Experten: Hongkong steht an der Spitze im Kampf „zwischen der freien und der diktatorischen Welt“
Peking hatte vergangene Woche angekündigt, ein nationales Sicherheitsgesetz für Hongkong unter Umgehung der eigenen Legislative der Stadt zu verabschieden. Dies hat in Hongkong erneut Massenproteste ausgelöst, die in den kommenden Wochen noch verstärkt werden sollen. Auch internationale Stimmen erhoben sich gegen die Vorgehensweise des chinesischen Regimes.
US-Außenminister Mike Pompeo erklärte am 27. Mai, dass Hongkong nicht mehr autonom vom Festland China sei. Dies stellt den besonderen Handelsstatus Hongkongs mit den Vereinigten Staaten infrage. Es ist unklar, ob die US-Regierung die Sonderprivilegien Hongkongs aufheben wird, was einen exekutiven Befehl des Präsidenten erfordern würde.
Kritiker befürchten, dass das Gesetz, welches Handlungen von „Abspaltung, Unterwanderung und terroristische Aktivitäten“ verbietet, von Peking dazu benutzt werden könnte, abweichende Stimmen zu unterdrücken und zu verfolgen. Lokale pro-demokratische Aktivisten und Politiker weisen darauf hin, dass nationale Sicherheitsgesetze häufig dazu benutzt werden, Dissidenten auf dem Festland zu verfolgen und einzusperren.
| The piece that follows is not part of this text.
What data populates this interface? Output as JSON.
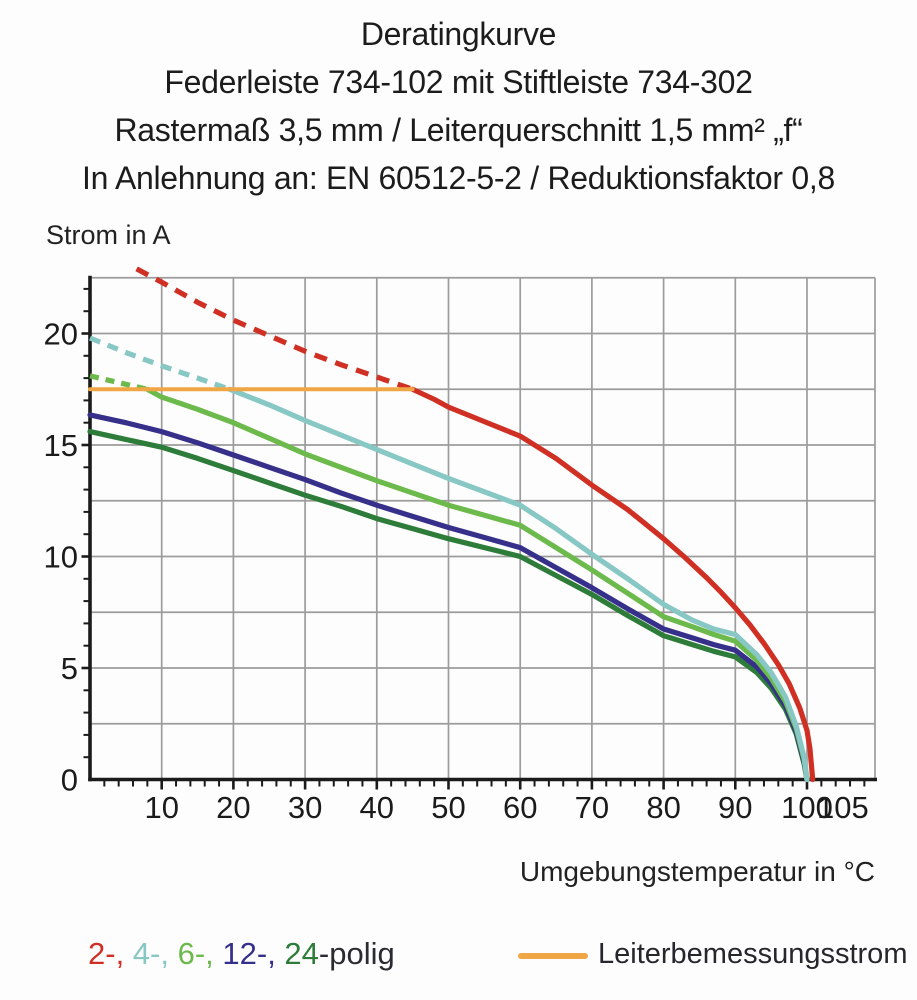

Das Gesetz eröffnet außerdem für chinesische Sicherheitsbehörden die Möglichkeit, in Hongkong tätig zu werden.
„Hongkong würde von chinesischen Regierungsbeamten überrannt“, sagte Thor Halvorssen, Vorstandsvorsitzender der in Washington ansässigen gemeinnützigen Stiftung für Menschenrechte, gegenüber Epoch Times. Seiner Einschätzung nach würden diejenigen, die der Verletzung des nationalen Sicherheitsgesetzes beschuldigt werden, wahrscheinlich nicht in der Lage sein, sich vor einem unparteiischen Gericht zu verteidigen.
Der Plan des Regimes
Das Vorgehen des chinesischen Regimes kam nach Ansicht von Wilson Leung, von der in Hongkong ansässigen Progressive Lawyers Group, nicht völlig unerwartet.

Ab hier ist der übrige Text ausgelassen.